"... 5, 4, 3, 2, 1."
Köşeden gelen silah patlama sesini duyduğu gibi Hyunjin hızla kaçtı. Korumalardan birkaçı Leeknow'un emriyle peşinden gitti.
"YA! LEE MINHO."
Islak gözlerle sesin geldiği tarafa baktım. Jisung yangın merdiveninden yeni çıkmıştı. Şok bir şekilde karşısındaki kareye bakıyordu. "SEN NE YAPTIĞINI SANIYORSUN?!"
Patronun dikkatinin dağıldığını fark ettiğim gibi tüfeği kavradım ve balkonun köşesine çekilip onlara doğrulttum. Leeknow sadece Jisung'a odaklanmıştı.
"Han? Senin burada ne işin var-"
"NE YAPTIĞINI SANIYORSUN DİYORUM. O BENİM EN YAKIN ARKADAŞIM."
Hiç kıpırdamıyordum, en ufak hareketimde korumalar beni öldürürdü. Sadece tetikte bekliyordum.
"Felix annesinin hayatını kurtardığım halde emirlerimi yerine getirmiyordu, o sadık biri değil-"
Yüzüne sert bir tokat yedi.
"Bugün 14 Şubat Sevgililer Günü ve sen ona aşık olduğu kişiyi mi öldürtmeye çalıştın?!"
Leeknow'un zayıf noktası Han'dı. Hiçbir şey demeden başını öne eğmişti.
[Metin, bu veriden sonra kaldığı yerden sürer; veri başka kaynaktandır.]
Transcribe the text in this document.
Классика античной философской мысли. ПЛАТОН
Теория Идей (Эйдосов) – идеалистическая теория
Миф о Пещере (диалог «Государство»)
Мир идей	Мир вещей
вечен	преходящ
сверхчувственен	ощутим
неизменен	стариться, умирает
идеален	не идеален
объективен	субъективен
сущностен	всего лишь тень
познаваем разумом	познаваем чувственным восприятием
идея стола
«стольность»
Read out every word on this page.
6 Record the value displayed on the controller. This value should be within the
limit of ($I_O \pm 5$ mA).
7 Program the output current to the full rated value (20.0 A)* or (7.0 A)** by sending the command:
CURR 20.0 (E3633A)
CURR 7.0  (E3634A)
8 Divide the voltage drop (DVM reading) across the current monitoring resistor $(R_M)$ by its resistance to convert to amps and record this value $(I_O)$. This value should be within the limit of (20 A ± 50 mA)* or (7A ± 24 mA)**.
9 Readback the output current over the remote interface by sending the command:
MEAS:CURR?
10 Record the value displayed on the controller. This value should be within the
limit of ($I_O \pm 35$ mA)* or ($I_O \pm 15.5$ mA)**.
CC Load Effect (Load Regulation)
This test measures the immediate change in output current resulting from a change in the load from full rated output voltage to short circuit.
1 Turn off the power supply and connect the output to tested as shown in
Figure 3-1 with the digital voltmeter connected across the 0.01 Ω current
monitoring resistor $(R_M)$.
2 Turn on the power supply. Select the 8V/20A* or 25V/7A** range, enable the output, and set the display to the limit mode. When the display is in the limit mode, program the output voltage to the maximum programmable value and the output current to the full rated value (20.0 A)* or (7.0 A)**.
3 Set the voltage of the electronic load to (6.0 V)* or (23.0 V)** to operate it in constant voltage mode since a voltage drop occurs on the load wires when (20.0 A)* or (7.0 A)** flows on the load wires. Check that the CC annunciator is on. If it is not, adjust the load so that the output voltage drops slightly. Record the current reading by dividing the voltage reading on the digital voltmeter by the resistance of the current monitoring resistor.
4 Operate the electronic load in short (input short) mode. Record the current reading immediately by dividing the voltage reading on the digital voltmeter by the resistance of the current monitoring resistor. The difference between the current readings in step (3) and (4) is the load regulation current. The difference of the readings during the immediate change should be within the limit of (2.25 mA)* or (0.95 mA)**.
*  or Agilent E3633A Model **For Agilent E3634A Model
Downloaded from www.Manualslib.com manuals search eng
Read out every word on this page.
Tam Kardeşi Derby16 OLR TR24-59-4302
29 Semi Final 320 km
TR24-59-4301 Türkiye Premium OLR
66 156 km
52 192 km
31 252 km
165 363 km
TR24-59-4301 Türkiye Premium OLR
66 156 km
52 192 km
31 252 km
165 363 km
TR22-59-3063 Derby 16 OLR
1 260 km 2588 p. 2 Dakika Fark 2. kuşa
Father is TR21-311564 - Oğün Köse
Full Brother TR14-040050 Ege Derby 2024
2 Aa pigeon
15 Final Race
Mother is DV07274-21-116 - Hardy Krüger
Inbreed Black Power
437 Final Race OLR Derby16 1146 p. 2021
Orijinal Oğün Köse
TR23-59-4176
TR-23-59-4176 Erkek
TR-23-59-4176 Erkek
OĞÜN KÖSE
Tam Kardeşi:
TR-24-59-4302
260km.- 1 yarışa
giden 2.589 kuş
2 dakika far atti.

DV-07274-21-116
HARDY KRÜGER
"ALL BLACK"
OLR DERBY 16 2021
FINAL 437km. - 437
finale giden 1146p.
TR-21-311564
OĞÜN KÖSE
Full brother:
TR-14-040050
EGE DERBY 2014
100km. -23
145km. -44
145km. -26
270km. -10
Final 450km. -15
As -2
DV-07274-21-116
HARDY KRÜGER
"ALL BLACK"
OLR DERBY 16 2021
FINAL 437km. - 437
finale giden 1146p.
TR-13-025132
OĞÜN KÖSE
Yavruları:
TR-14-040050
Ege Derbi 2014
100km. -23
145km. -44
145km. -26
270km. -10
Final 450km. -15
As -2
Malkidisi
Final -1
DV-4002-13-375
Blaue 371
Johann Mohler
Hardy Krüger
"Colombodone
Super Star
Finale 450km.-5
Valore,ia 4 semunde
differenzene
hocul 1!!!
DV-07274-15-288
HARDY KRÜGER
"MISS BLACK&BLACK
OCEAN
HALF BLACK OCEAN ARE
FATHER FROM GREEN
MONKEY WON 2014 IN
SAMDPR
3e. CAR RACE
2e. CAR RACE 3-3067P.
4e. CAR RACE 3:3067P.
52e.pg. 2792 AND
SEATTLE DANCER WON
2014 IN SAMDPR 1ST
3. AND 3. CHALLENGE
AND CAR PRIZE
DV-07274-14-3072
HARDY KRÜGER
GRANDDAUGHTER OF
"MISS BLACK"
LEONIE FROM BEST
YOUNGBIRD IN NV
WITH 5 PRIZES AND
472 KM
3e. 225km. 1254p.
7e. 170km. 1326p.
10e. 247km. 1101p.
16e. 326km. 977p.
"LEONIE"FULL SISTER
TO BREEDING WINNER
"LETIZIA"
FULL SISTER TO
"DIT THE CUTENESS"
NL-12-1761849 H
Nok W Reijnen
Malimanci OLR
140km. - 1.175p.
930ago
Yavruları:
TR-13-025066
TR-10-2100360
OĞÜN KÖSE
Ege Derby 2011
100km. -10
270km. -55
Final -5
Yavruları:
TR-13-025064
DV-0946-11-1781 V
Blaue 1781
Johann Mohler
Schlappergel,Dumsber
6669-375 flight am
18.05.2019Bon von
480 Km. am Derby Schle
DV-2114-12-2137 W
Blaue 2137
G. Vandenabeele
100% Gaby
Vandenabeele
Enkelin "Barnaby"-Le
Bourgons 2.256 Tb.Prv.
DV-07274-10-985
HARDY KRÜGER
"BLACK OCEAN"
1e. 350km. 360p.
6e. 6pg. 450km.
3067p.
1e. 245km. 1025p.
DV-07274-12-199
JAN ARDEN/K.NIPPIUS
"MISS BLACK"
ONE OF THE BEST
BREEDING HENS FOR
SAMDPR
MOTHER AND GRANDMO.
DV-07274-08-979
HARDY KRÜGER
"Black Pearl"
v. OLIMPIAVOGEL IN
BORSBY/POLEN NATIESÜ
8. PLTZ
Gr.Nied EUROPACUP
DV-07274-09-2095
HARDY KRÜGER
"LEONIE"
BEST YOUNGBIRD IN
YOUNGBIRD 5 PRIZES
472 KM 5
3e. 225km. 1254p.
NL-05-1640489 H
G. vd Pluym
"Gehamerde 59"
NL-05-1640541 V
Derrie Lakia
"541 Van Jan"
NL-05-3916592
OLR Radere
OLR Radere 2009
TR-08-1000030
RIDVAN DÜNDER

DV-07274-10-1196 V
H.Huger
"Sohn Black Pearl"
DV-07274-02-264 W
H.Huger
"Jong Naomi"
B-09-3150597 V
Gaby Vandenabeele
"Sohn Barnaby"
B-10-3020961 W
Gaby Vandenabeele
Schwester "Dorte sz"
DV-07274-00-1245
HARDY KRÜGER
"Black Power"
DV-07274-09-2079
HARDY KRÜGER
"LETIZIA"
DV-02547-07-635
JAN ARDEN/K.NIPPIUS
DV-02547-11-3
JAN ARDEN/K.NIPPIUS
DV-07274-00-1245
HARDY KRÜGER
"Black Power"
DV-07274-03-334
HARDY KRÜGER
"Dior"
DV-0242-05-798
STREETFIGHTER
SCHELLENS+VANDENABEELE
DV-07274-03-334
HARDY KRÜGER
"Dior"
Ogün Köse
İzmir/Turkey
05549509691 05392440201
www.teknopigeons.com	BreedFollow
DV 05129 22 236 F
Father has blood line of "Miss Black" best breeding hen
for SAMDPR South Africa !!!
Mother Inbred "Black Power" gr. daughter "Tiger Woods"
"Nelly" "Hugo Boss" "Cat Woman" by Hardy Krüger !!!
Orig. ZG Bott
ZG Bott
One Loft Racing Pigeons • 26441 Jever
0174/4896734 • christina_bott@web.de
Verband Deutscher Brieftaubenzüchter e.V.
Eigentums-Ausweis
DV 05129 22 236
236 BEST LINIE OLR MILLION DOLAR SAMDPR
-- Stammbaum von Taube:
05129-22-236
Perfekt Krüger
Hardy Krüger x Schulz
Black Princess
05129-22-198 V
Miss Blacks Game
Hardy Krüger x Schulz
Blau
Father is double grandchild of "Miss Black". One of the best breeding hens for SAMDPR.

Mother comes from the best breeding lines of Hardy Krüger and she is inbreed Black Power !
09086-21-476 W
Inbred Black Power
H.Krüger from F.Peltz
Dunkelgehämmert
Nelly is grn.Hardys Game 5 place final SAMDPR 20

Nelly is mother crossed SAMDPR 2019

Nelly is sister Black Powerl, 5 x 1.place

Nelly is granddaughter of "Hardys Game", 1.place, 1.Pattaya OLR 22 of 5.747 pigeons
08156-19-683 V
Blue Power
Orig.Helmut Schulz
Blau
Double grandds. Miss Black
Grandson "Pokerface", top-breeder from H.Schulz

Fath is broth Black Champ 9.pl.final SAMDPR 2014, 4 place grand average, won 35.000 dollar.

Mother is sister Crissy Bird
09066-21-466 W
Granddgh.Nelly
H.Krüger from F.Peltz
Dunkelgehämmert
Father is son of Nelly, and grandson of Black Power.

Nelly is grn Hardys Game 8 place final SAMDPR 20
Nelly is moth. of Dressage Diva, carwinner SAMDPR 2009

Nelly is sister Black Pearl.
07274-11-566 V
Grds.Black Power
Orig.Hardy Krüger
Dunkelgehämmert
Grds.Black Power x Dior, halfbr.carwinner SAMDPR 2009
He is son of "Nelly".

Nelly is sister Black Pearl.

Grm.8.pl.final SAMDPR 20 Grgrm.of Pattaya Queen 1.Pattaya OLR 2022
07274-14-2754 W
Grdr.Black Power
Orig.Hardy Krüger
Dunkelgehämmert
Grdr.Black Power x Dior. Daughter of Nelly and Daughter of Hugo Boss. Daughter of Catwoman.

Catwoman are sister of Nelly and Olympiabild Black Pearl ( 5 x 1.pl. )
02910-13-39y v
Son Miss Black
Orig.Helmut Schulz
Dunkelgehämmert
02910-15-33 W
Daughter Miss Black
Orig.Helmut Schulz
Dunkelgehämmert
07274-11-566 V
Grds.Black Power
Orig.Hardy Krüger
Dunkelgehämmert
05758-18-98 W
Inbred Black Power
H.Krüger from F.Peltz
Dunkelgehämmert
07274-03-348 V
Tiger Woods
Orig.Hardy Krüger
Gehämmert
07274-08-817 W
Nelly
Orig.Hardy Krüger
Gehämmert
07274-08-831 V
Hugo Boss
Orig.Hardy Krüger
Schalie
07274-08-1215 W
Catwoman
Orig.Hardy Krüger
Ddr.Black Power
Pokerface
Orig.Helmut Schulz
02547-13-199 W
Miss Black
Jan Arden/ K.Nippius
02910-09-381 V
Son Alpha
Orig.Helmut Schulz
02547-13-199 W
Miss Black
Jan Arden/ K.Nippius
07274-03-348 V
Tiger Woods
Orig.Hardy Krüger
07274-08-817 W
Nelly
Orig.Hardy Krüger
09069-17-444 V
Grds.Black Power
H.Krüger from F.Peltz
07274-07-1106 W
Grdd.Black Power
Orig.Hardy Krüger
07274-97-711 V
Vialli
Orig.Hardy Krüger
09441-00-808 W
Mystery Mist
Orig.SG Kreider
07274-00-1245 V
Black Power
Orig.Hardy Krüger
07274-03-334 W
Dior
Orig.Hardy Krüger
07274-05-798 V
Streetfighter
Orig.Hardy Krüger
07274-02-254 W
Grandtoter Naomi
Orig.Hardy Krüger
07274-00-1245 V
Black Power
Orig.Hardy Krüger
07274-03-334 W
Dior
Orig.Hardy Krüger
Jisung ağlamaya başlayınca sesi sakinleşti ve gözlerini ona dikti.
"Kalbinin gerçekten düzeleceğini sanmıştım ama hayır... Sen hiçbir zaman değişmeyeceksin. Az önce gördüğüm manzarayla ikna oldum. İlişkimize son verdiğime korumalar da dahil herkes şahit olsun."
Jisung sinirle yangın merdivenlerine yöneldi. Kapı yüzüne çat diye kapandıktan hemen sonra Leeknow da onun ismini haykırarak peşinden koştu. Korumalar bir bana bir patrona baktı, onunla gitmeye karar verdiler.
Ellerim hâlâ titriyordu, gözyaşlarımı silip aşağıya baktım. Hyunjin çoktan gitmişti.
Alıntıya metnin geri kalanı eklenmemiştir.